Aujourd'hui en Guinée Le prix du sang, c’est la peine qu’il faut subir pour avoir causé la mort d’une personne. Vous aviez sacrifié la jeunesse guinéenne à un prix sans merci ; des jeunes comme Adama Sow de KISSIGOUDOU activiste du RPG –Arc-ciel, Sékou Traoré, Sékou MATT, Saran KOMA, Zakariaou Diallo et les cinq (5) morts du village de Zoghota. La liste est longue pour les jeunes sacrifiés dans ce pays.

Les jeunes gens élevés pendant et après la révolution ont été privés de tout encadrement familial. Le respect des parents a été étouffé par les campagnes de désobéissance ordonnant aux enfants de dénoncer tous ceux qui, autour d’eux, ne sont pas des militants zélés de la révolution. Les programmes scolaires ont supprimé l’enseignement de l’éducation civique pendant cette période. C’est à ce prix et l’addition qui l’accompagne que la jeunesse guinéenne contenue de payer pendant et après le parti-Etat.

Le prix du sang, c’est la très mauvaise gestion économique et financière du gouvernement qui aggrave la misère alimentaire des populations. Privées de pouvoir d’achat, de soins médicaux (après la tempête d’Ebola) et de bâtiments scolaires, les familles ne peuvent payer la scolarité et la formation de leurs enfants et leur donner des emplois. Les cadres nommés au gouvernement et dans les instances de la république ont reconduit de façon subtile, d’abord et plus brutalement ensuite, les réseaux mis en place par le politique ancien et on détruit tout espoir pour les jeunes de la Guinée pour l’emploi public.

Le prix du sang, c’est aussi la cécité politique qui prépare le lit aux voleurs à travers le gouvernement. Nous sommes de ceux qui, inlassablement, mettent les leaders en garde contre leur dispersion dans une forêt de partis ethniques et la mauvaise utilisation des compétences professionnelles qui ne font pas allégeance. Ils (les jeunes de Guinée) ne céderont à aucun prix quelles que puissent être les compensations.

Le mépris de la Jeunesse Guinéenne se voit à la lecture laborieuse des discours démagogiques, préparés par des courtisans zélés, obséquieux et cyniques, à l’occasion des rares apparitions publiques du chef. Aujourd’hui, les jeunes de Guinée savent que les vrais messages à la nation sont délivrés en soussou. Voilà pourquoi le gouvernement actuel ne peut pas être crédible. « On ne peut pas faire passer un message auquel on ne croit pas ».

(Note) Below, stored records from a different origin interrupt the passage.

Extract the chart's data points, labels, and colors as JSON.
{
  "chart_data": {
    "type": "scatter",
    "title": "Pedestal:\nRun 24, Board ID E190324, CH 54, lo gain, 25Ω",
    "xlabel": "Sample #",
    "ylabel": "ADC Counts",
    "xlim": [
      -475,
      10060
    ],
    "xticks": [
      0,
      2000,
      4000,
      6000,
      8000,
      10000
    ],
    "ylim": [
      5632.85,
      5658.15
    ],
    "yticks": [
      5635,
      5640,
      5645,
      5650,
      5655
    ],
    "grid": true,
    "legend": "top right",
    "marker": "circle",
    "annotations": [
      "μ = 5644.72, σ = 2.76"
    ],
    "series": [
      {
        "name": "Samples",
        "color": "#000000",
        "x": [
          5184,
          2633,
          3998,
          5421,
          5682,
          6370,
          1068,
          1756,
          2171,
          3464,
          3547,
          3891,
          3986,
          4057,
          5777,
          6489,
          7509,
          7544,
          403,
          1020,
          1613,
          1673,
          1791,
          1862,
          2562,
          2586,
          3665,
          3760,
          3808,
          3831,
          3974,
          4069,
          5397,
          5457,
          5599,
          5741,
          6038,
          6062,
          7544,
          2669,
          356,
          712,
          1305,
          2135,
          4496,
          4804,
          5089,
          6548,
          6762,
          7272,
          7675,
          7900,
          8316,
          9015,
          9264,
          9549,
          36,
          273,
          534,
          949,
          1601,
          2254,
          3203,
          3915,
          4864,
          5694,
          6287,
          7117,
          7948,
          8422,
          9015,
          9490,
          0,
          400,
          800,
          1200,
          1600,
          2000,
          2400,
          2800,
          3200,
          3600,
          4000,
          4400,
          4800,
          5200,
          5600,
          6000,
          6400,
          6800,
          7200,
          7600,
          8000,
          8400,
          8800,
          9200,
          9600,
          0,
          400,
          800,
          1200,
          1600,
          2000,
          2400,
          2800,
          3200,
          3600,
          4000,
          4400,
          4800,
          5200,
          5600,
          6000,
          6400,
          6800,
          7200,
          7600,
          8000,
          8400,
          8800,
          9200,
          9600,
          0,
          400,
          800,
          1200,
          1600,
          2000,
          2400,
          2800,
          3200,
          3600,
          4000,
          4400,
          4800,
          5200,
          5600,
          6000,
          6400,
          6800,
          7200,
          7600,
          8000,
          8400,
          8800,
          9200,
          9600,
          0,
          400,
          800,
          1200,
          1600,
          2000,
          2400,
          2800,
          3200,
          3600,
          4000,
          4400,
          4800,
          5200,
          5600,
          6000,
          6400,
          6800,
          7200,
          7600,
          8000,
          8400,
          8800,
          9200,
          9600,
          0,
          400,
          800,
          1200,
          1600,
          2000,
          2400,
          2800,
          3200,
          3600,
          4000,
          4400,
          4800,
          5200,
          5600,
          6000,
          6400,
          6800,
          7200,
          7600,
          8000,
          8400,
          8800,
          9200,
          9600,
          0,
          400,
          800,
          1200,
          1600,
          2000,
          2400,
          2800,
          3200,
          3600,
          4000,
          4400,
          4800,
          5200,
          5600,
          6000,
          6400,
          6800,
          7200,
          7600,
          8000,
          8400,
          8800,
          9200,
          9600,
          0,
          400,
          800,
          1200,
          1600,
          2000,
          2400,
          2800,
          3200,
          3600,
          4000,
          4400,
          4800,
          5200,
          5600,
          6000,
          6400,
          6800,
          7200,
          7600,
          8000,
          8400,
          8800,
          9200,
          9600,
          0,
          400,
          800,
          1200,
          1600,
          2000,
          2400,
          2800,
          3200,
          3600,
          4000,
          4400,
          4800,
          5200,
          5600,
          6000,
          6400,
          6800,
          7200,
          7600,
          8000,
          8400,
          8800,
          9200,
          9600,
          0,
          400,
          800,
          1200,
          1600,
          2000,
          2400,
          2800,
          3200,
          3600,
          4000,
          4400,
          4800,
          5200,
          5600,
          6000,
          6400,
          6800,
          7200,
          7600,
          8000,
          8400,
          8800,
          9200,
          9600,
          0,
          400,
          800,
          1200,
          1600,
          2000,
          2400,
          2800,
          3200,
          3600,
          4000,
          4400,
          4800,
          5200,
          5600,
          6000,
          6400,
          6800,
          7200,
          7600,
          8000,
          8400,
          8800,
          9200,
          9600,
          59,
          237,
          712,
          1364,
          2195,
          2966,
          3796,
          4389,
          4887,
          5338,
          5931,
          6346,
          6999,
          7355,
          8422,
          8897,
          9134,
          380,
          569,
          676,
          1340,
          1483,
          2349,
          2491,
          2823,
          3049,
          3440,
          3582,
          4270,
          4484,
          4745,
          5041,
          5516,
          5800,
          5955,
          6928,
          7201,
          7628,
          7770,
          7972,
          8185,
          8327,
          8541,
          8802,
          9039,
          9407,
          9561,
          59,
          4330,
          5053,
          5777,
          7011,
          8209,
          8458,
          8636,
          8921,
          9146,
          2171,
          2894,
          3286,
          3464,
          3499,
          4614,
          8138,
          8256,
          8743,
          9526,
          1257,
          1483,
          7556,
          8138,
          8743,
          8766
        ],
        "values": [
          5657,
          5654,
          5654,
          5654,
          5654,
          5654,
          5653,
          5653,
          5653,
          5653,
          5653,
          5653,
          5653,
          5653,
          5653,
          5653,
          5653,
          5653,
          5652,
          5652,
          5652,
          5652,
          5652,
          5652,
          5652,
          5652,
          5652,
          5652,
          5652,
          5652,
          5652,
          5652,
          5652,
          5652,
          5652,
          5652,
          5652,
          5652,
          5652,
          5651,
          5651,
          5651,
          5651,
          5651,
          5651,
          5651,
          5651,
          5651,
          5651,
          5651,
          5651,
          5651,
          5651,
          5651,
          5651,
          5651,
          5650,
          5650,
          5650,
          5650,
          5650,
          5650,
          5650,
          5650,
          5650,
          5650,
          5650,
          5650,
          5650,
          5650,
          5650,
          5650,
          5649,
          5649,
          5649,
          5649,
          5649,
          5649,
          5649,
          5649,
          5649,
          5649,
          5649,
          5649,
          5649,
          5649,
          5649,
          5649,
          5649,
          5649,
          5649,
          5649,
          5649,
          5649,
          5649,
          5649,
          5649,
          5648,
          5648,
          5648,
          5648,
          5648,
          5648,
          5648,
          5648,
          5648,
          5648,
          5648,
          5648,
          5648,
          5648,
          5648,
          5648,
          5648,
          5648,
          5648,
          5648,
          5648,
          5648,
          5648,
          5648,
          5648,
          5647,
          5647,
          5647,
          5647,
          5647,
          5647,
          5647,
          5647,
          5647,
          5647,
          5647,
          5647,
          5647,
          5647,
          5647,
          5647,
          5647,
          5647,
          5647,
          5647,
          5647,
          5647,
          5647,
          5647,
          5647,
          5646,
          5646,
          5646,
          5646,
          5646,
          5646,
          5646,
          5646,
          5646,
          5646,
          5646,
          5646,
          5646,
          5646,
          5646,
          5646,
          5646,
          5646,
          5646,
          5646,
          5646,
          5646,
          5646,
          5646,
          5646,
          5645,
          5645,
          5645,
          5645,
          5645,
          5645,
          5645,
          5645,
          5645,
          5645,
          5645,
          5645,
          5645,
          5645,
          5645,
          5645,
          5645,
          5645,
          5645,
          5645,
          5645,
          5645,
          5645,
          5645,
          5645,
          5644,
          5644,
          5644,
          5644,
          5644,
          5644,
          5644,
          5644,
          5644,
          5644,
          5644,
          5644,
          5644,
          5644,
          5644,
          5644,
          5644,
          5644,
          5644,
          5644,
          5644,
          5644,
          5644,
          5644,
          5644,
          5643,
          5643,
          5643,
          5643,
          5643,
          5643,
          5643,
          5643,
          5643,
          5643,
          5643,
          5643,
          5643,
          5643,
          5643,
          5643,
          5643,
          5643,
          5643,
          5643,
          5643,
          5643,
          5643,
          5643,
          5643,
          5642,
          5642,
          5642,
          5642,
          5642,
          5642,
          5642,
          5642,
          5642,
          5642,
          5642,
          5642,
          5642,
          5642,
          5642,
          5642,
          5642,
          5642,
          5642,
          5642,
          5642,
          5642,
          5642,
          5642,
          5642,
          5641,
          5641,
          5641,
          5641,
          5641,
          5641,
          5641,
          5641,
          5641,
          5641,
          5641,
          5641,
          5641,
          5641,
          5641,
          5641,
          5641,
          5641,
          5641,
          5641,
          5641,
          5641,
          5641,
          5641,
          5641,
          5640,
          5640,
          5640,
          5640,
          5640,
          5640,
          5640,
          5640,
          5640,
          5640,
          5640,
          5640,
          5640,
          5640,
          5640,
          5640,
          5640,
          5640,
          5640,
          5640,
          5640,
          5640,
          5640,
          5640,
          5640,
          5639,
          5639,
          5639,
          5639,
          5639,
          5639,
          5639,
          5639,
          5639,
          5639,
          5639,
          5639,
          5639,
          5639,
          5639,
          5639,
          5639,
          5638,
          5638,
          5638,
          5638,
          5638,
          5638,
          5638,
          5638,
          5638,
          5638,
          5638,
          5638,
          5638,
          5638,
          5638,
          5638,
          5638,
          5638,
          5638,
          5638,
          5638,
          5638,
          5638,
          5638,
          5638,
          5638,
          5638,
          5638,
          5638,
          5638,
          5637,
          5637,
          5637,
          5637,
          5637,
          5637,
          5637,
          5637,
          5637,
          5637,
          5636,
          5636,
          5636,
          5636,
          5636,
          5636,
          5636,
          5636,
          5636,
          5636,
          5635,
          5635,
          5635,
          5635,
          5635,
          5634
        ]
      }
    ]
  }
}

Le prix du sang, c’est la pauvreté qui touche plus de 60% de la population et constitue l’un des défis essentiels à relever, l’exécution budgétaire se traduit fréquemment par des dérapages au plan des recettes. La baisse constante des prix de nos principaux produits d’exportation, conjuguées à la hausse permanente du prix du baril de pétrole et de certains produits de grande consommation sur le marché international, contribuent à fragiliser d’avantage le tissu économique. Les conséquences de tous ces chocs, sont de nature à réduire la capacité de la production nationale et du potentiel de mobilisation des recettes fiscales.

Les recettes fiscales sont peu élevées, alors que depuis plusieurs années les recettes du secteur minier principal pourvoyeur de recettes publiques, dominé par la production de bauxite sont en constante diminution, suite à la baisse des prix sur le marché international. Le niveau des recettes hors dons représentait 10,2% du PIB en 2016 (MEF). De 2014 à 2016, le solde du compte courant est déficitaire et depuis 2013, la dette par habitant est supérieure au PIB. De 2010 à 2015 le service de la dette a représenté en moyenne environ 52% des dépenses courantes (FMI 2015).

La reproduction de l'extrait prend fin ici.